Die beiden Brüder verschlägt es im Laufe des Romans nach Rom, den Sander hat eine Begabung. Er zeichnet und malt hervorragend Blumen, Gestecke, Stillleben. Er heuert bei einem berühmten Maler in dessen Werkstatt an und wird ein gefragter Maler. Hugo, der verstummte Bruder, weicht nicht von seiner Seite und wird sein Assistenz. Außerdem ist da noch die Tochter des Meisters: Chiara. Das Leben könnte etwas Glück für die beiden bereithalten, aber leider trifft es sie erneut und im zweiten Teil verschlägt es die beiden auf weniger schöne Art nach Neapel. Mittlerweile ist es 1601 und ihr neuer Herr ist ein spanischer Kardinal. Auch er durch Rücksichtslosigkeit, Gier und eigenem Vorteil getrieben.
Philipp Blom hat ein extrem gut recherchiertes Buch geschrieben, ist er doch von Hause aus Historiker und präsentiert hier die Fakten außerordentlich gut. Auch besonders gut an diesem Roman ist die Würdigung des normalen Volkes und die klare Tatsache, dass man ohne Macht, ohne Geld und ohne jeglichen Schutz der Welt und dem Tod täglich ausgesetzt war durch Hunger, Krankheiten, Kriege und Angriffe. Dieser Kontrast ist hervorragend ausgearbeitet. Auch das Malereihandwerk wird vortrefflich beschrieben.

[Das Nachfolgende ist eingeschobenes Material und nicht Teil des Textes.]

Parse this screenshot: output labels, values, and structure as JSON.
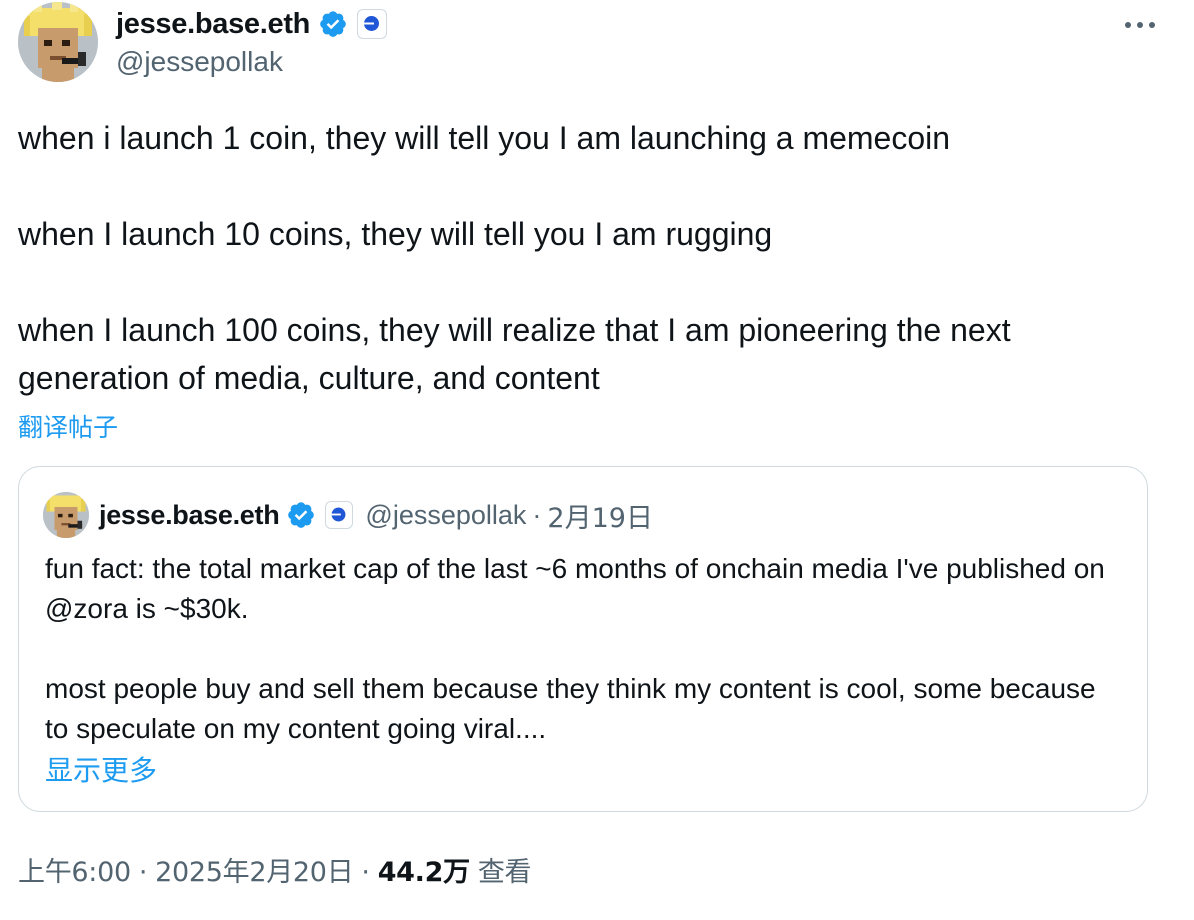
{
  "tweet": {
    "author": {
      "display_name": "jesse.base.eth",
      "handle": "@jessepollak",
      "avatar_icon": "pixel-punk-avatar",
      "verified_icon": "verified-badge-icon",
      "affiliation_icon": "base-affiliate-icon"
    },
    "more_icon": "more-options-icon",
    "lines": [
      "when i launch 1 coin, they will tell you I am launching a memecoin",
      "when I launch 10 coins, they will tell you I am rugging",
      "when I launch 100 coins, they will realize that I am pioneering the next generation of media, culture, and content"
    ],
    "translate_label": "翻译帖子",
    "quote": {
      "display_name": "jesse.base.eth",
      "handle": "@jessepollak",
      "separator": "·",
      "date": "2月19日",
      "paragraphs": [
        "fun fact: the total market cap of the last ~6 months of onchain media I've published on @zora is ~$30k.",
        "most people buy and sell them because they think my content is cool, some because to speculate on my content going viral...."
      ],
      "show_more_label": "显示更多"
    },
    "meta": {
      "time": "上午6:00",
      "separator": "·",
      "date": "2025年2月20日",
      "views_count": "44.2万",
      "views_label": "查看"
    },
    "colors": {
      "accent": "#1d9bf0",
      "text": "#0f1419",
      "muted": "#536471",
      "border": "#cfd9de"
    }
  }
}
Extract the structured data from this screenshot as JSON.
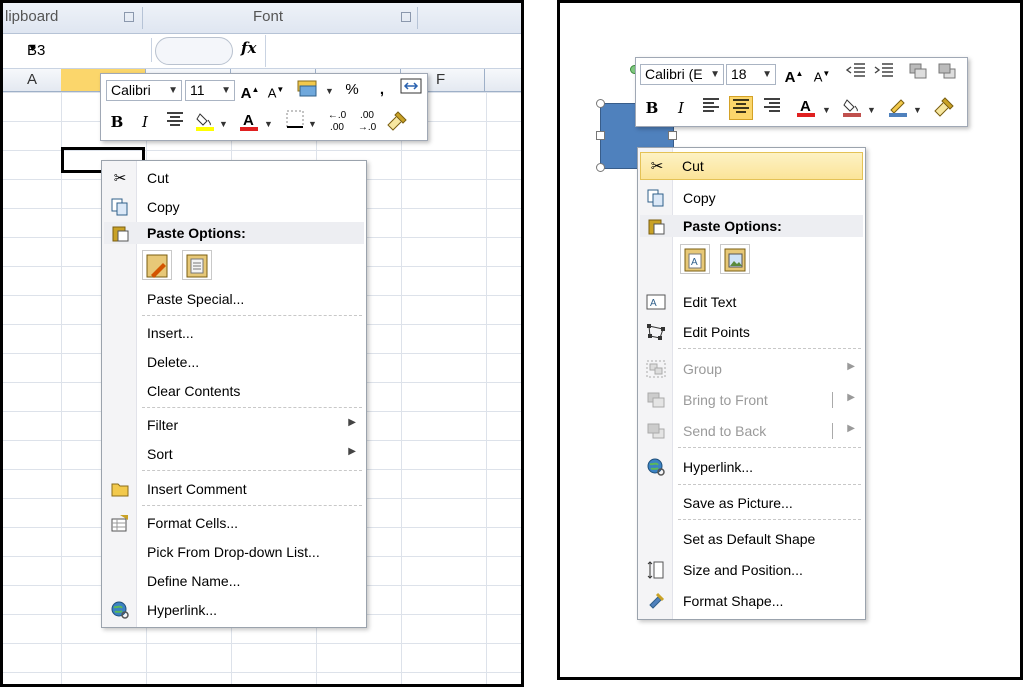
{
  "left": {
    "ribbon": {
      "clipboard": "lipboard",
      "font": "Font"
    },
    "name_box": "B3",
    "fx_label": "fx",
    "columns": [
      "A",
      "F"
    ],
    "toolbar": {
      "font": "Calibri",
      "size": "11",
      "percent": "%",
      "comma": ","
    },
    "menu": {
      "cut": "Cut",
      "copy": "Copy",
      "paste_options": "Paste Options:",
      "paste_special": "Paste Special...",
      "insert": "Insert...",
      "delete": "Delete...",
      "clear_contents": "Clear Contents",
      "filter": "Filter",
      "sort": "Sort",
      "insert_comment": "Insert Comment",
      "format_cells": "Format Cells...",
      "pick_from_list": "Pick From Drop-down List...",
      "define_name": "Define Name...",
      "hyperlink": "Hyperlink..."
    }
  },
  "right": {
    "toolbar": {
      "font": "Calibri (E",
      "size": "18"
    },
    "menu": {
      "cut": "Cut",
      "copy": "Copy",
      "paste_options": "Paste Options:",
      "edit_text": "Edit Text",
      "edit_points": "Edit Points",
      "group": "Group",
      "bring_to_front": "Bring to Front",
      "send_to_back": "Send to Back",
      "hyperlink": "Hyperlink...",
      "save_as_picture": "Save as Picture...",
      "set_default_shape": "Set as Default Shape",
      "size_and_position": "Size and Position...",
      "format_shape": "Format Shape..."
    }
  },
  "colors": {
    "highlight": "#fbe499",
    "shape_fill": "#4f81bd",
    "font_color_bar": "#e02020",
    "highlight_bar": "#ffff00"
  },
  "icons": [
    "scissors-icon",
    "copy-icon",
    "paste-icon",
    "paste-formatting-icon",
    "paste-values-icon",
    "paste-text-icon",
    "paste-picture-icon",
    "folder-comment-icon",
    "format-cells-icon",
    "hyperlink-globe-icon",
    "edit-text-icon",
    "edit-points-icon",
    "group-icon",
    "bring-to-front-icon",
    "send-to-back-icon",
    "size-position-icon",
    "format-shape-icon",
    "bold-icon",
    "italic-icon",
    "align-center-icon",
    "fill-color-icon",
    "font-color-icon",
    "borders-icon",
    "increase-decimal-icon",
    "decrease-decimal-icon",
    "format-painter-icon",
    "grow-font-icon",
    "shrink-font-icon",
    "currency-icon",
    "merge-icon"
  ]
}
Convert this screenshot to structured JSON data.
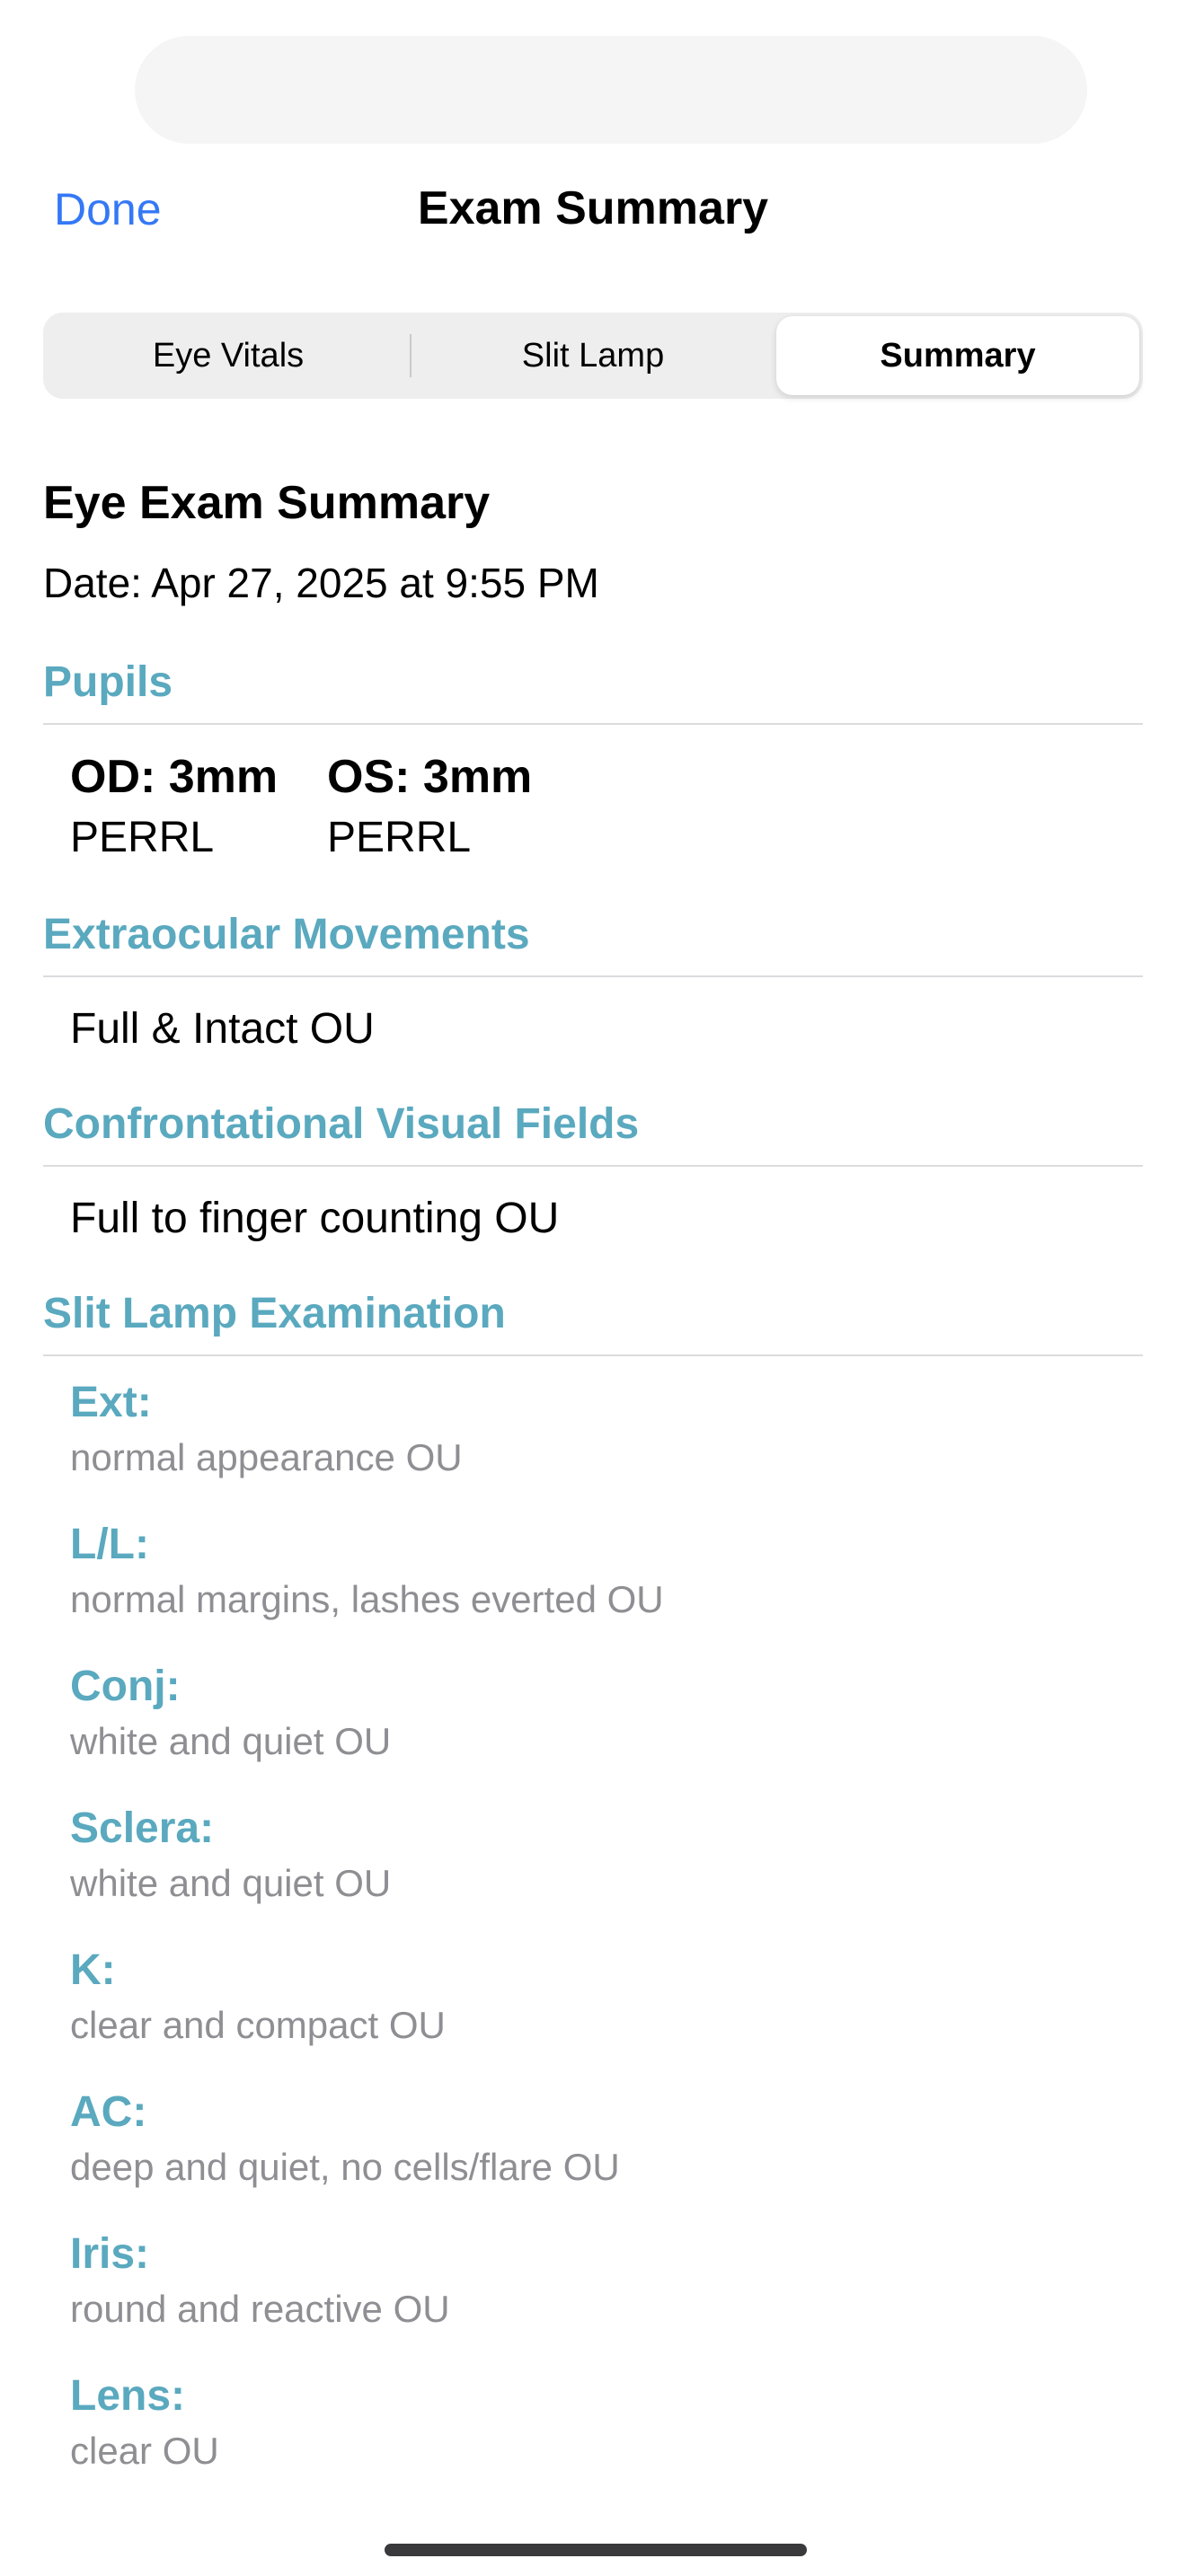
{
  "nav": {
    "done_label": "Done",
    "title": "Exam Summary"
  },
  "tabs": [
    {
      "label": "Eye Vitals",
      "selected": false
    },
    {
      "label": "Slit Lamp",
      "selected": false
    },
    {
      "label": "Summary",
      "selected": true
    }
  ],
  "summary": {
    "title": "Eye Exam Summary",
    "date": "Date: Apr 27, 2025 at 9:55 PM"
  },
  "pupils": {
    "header": "Pupils",
    "od": {
      "size": "OD: 3mm",
      "note": "PERRL"
    },
    "os": {
      "size": "OS: 3mm",
      "note": "PERRL"
    }
  },
  "extraocular": {
    "header": "Extraocular Movements",
    "value": "Full & Intact OU"
  },
  "visual_fields": {
    "header": "Confrontational Visual Fields",
    "value": "Full to finger counting OU"
  },
  "slit_lamp": {
    "header": "Slit Lamp Examination",
    "items": [
      {
        "label": "Ext:",
        "value": "normal appearance OU"
      },
      {
        "label": "L/L:",
        "value": "normal margins, lashes everted OU"
      },
      {
        "label": "Conj:",
        "value": "white and quiet OU"
      },
      {
        "label": "Sclera:",
        "value": "white and quiet OU"
      },
      {
        "label": "K:",
        "value": "clear and compact OU"
      },
      {
        "label": "AC:",
        "value": "deep and quiet, no cells/flare OU"
      },
      {
        "label": "Iris:",
        "value": "round and reactive OU"
      },
      {
        "label": "Lens:",
        "value": "clear OU"
      }
    ]
  },
  "colors": {
    "accent_blue": "#3478f6",
    "section_teal": "#5aa9bf",
    "secondary_gray": "#8e8e93"
  }
}
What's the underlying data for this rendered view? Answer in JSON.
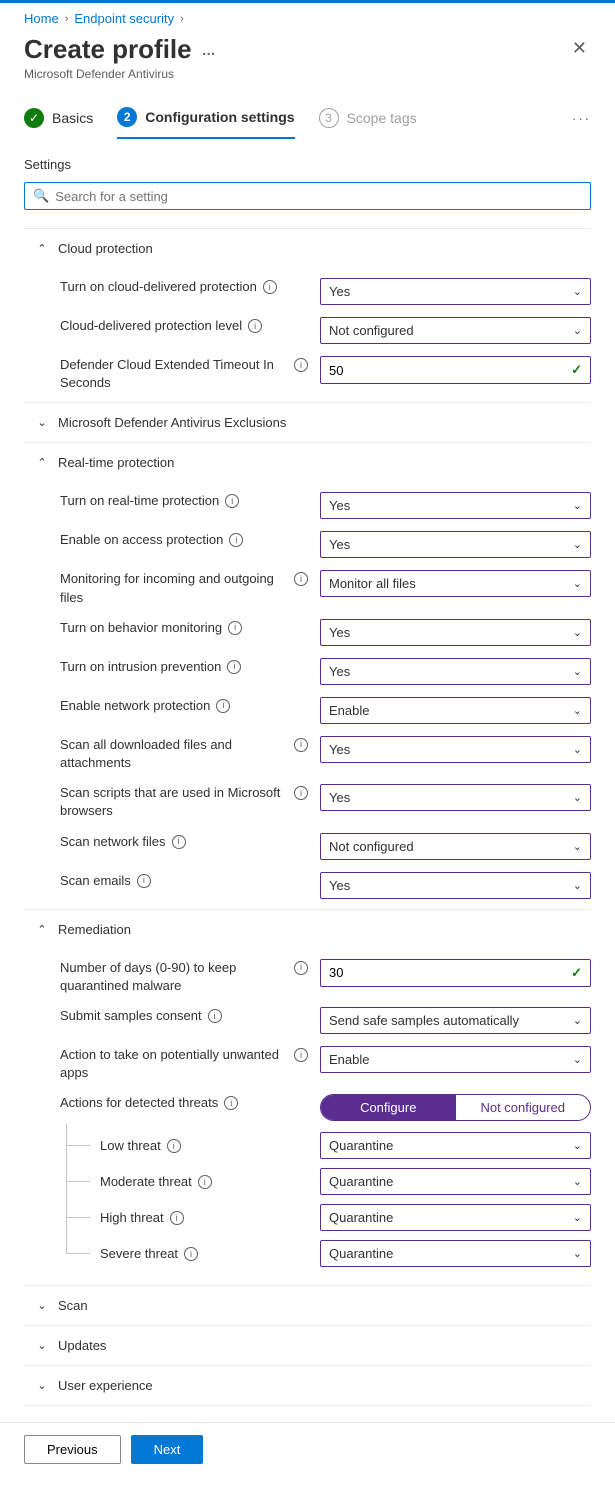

Auf knapp 450 Seiten wird ein Bild vom damaligen Europa als fiktionale Geschichte gestrickt, die einem diese Epoche weit näherbringt als viele trockene historische Sachbücher. Durch die detaillierten Beschreibungen muss man aber ein Faible für historische Stoffe haben, wenn man zu diesem Roman greift.